半券の復権11: 杉本博司「歴史の歴史」
F君と会った際、「最近、切手や絵葉書のシリーズを書いてませんね」と言われた。記録を見たら、その通りだった。
切手って楽しい:2007年7月に第6回で中断
チラシらしさ:2007年7月に第4回で中断
絵葉書の世界:2007年10月に第10回で中断
半券の復権:2008年1月に第10回で中断
所蔵数は結構あるのだが、インパクトがあるものは結構少ないのでなかなか記事を書けないのだ。でもあまり間があくといけないので、この辺で復権させよう。というわけで、まずは「半券の復権」から。

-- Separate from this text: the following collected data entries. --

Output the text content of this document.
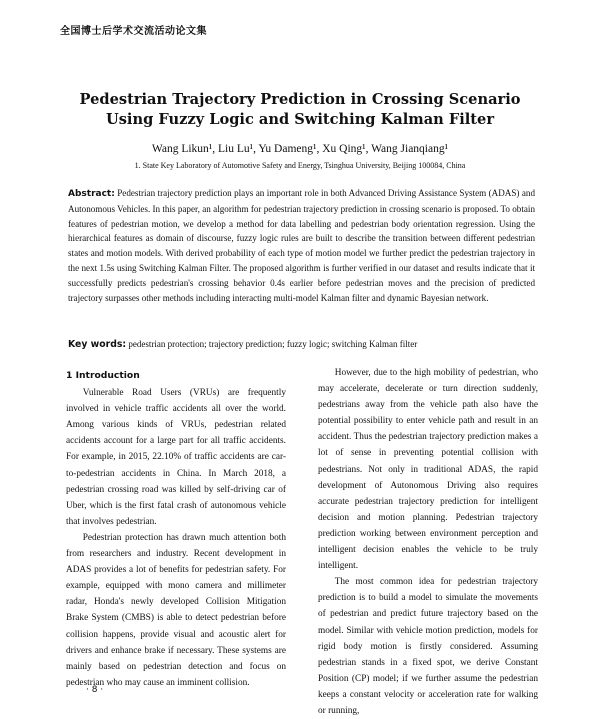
全国博士后学术交流活动论文集
Pedestrian Trajectory Prediction in Crossing Scenario
Using Fuzzy Logic and Switching Kalman Filter
Wang Likun¹, Liu Lu¹, Yu Dameng¹, Xu Qing¹, Wang Jianqiang¹
1. State Key Laboratory of Automotive Safety and Energy, Tsinghua University, Beijing 100084, China
Abstract: Pedestrian trajectory prediction plays an important role in both Advanced Driving Assistance System (ADAS) and Autonomous Vehicles. In this paper, an algorithm for pedestrian trajectory prediction in crossing scenario is proposed. To obtain features of pedestrian motion, we develop a method for data labelling and pedestrian body orientation regression. Using the hierarchical features as domain of discourse, fuzzy logic rules are built to describe the transition between different pedestrian states and motion models. With derived probability of each type of motion model we further predict the pedestrian trajectory in the next 1.5s using Switching Kalman Filter. The proposed algorithm is further verified in our dataset and results indicate that it successfully predicts pedestrian's crossing behavior 0.4s earlier before pedestrian moves and the precision of predicted trajectory surpasses other methods including interacting multi-model Kalman filter and dynamic Bayesian network.
Key words: pedestrian protection; trajectory prediction; fuzzy logic; switching Kalman filter
1 Introduction

Vulnerable Road Users (VRUs) are frequently involved in vehicle traffic accidents all over the world. Among various kinds of VRUs, pedestrian related accidents account for a large part for all traffic accidents. For example, in 2015, 22.10% of traffic accidents are car-to-pedestrian accidents in China. In March 2018, a pedestrian crossing road was killed by self-driving car of Uber, which is the first fatal crash of autonomous vehicle that involves pedestrian.

Pedestrian protection has drawn much attention both from researchers and industry. Recent development in ADAS provides a lot of benefits for pedestrian safety. For example, equipped with mono camera and millimeter radar, Honda's newly developed Collision Mitigation Brake System (CMBS) is able to detect pedestrian before collision happens, provide visual and acoustic alert for drivers and enhance brake if necessary. These systems are mainly based on pedestrian detection and focus on pedestrian who may cause an imminent collision.

However, due to the high mobility of pedestrian, who may accelerate, decelerate or turn direction suddenly, pedestrians away from the vehicle path also have the potential possibility to enter vehicle path and result in an accident. Thus the pedestrian trajectory prediction makes a lot of sense in preventing potential collision with pedestrians. Not only in traditional ADAS, the rapid development of Autonomous Driving also requires accurate pedestrian trajectory prediction for intelligent decision and motion planning. Pedestrian trajectory prediction working between environment perception and intelligent decision enables the vehicle to be truly intelligent.

The most common idea for pedestrian trajectory prediction is to build a model to simulate the movements of pedestrian and predict future trajectory based on the model. Similar with vehicle motion prediction, models for rigid body motion is firstly considered. Assuming pedestrian stands in a fixed spot, we derive Constant Position (CP) model; if we further assume the pedestrian keeps a constant velocity or acceleration rate for walking or running,

· 8 ·
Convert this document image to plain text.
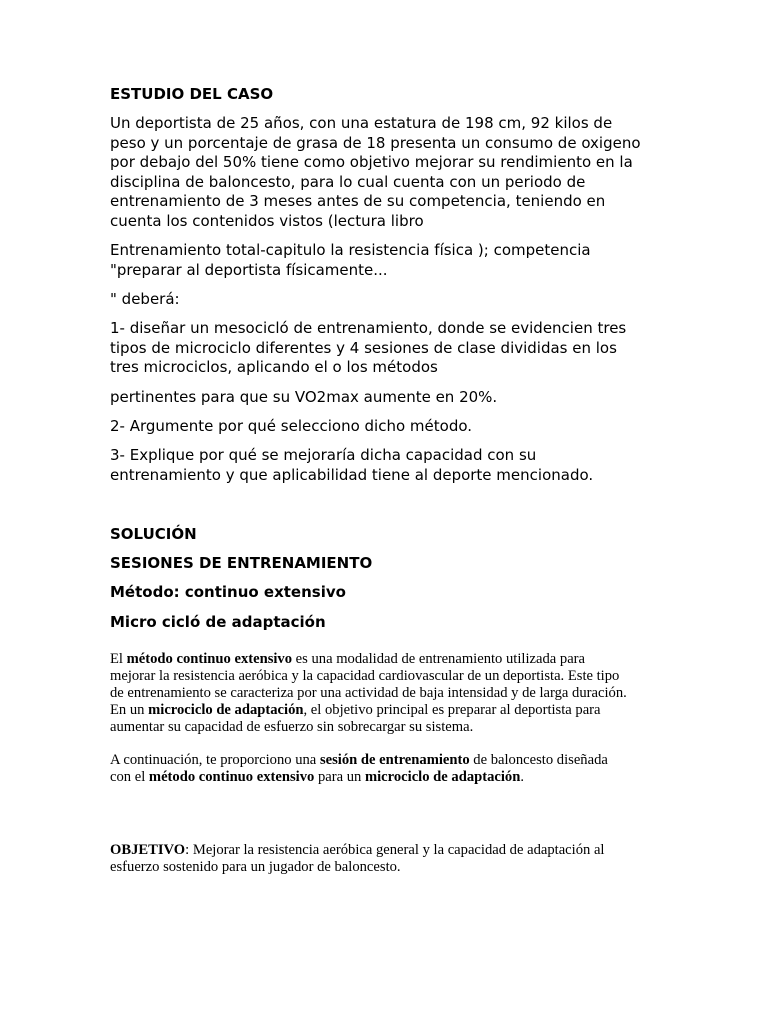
ESTUDIO DEL CASO

Un deportista de 25 años, con una estatura de 198 cm, 92 kilos de
peso y un porcentaje de grasa de 18 presenta un consumo de oxigeno
por debajo del 50% tiene como objetivo mejorar su rendimiento en la
disciplina de baloncesto, para lo cual cuenta con un periodo de
entrenamiento de 3 meses antes de su competencia, teniendo en
cuenta los contenidos vistos (lectura libro

Entrenamiento total-capitulo la resistencia física ); competencia
"preparar al deportista físicamente...

" deberá:

1- diseñar un mesocicló de entrenamiento, donde se evidencien tres
tipos de microciclo diferentes y 4 sesiones de clase divididas en los
tres microciclos, aplicando el o los métodos

pertinentes para que su VO2max aumente en 20%.

2- Argumente por qué selecciono dicho método.

3- Explique por qué se mejoraría dicha capacidad con su
entrenamiento y que aplicabilidad tiene al deporte mencionado.

SOLUCIÓN

SESIONES DE ENTRENAMIENTO

Método: continuo extensivo

Micro cicló de adaptación

El método continuo extensivo es una modalidad de entrenamiento utilizada para
mejorar la resistencia aeróbica y la capacidad cardiovascular de un deportista. Este tipo
de entrenamiento se caracteriza por una actividad de baja intensidad y de larga duración.
En un microciclo de adaptación, el objetivo principal es preparar al deportista para
aumentar su capacidad de esfuerzo sin sobrecargar su sistema.

A continuación, te proporciono una sesión de entrenamiento de baloncesto diseñada
con el método continuo extensivo para un microciclo de adaptación.

OBJETIVO: Mejorar la resistencia aeróbica general y la capacidad de adaptación al
esfuerzo sostenido para un jugador de baloncesto.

この2枚の半券は両方とも「杉本博司 歴史の歴史」展のものだ。左は私が行った国立国際美術館(大阪)、右はF君からもらった金沢21世紀美術館のもの。
これらは同じデザイナー(又は会社)に依頼したのであろう。文字のフォントとレイアウトが似ている。その基盤の上に、全く異なる写真が添えられている。
左の大阪の半券はインパクトがある。鮮やかなプラズマの閃光の下では目をむいた男神が挑んでくる。
これに対して右の金沢の半券は対照的に静寂を感じさせる。黒地は同じだが、闇の中から宝石の青い光が鮮明に浮かびあがる。
「動と静」という違いはあるが、どちらも人を引き寄せる魅力を持っている。過去の記事にも書いたが、半券というのはチラシと異なり「釣った魚に餌をやる」的なものだから、地味でもよいはずである。しかし、そこに注力することによって、来場者の評価も高まり、美術館に対する信頼感も強まるのかな、とも思う。
半券はチラシと異なりサイズが小さいので紛失しやすい。私は最近行った展覧会のチラシをクリヤファイルに収め、そこに半券も一緒に入れておく。こうするとなくならないし、後で反芻する楽しみの一助となる。
半券は小さいが、魅力は大きい。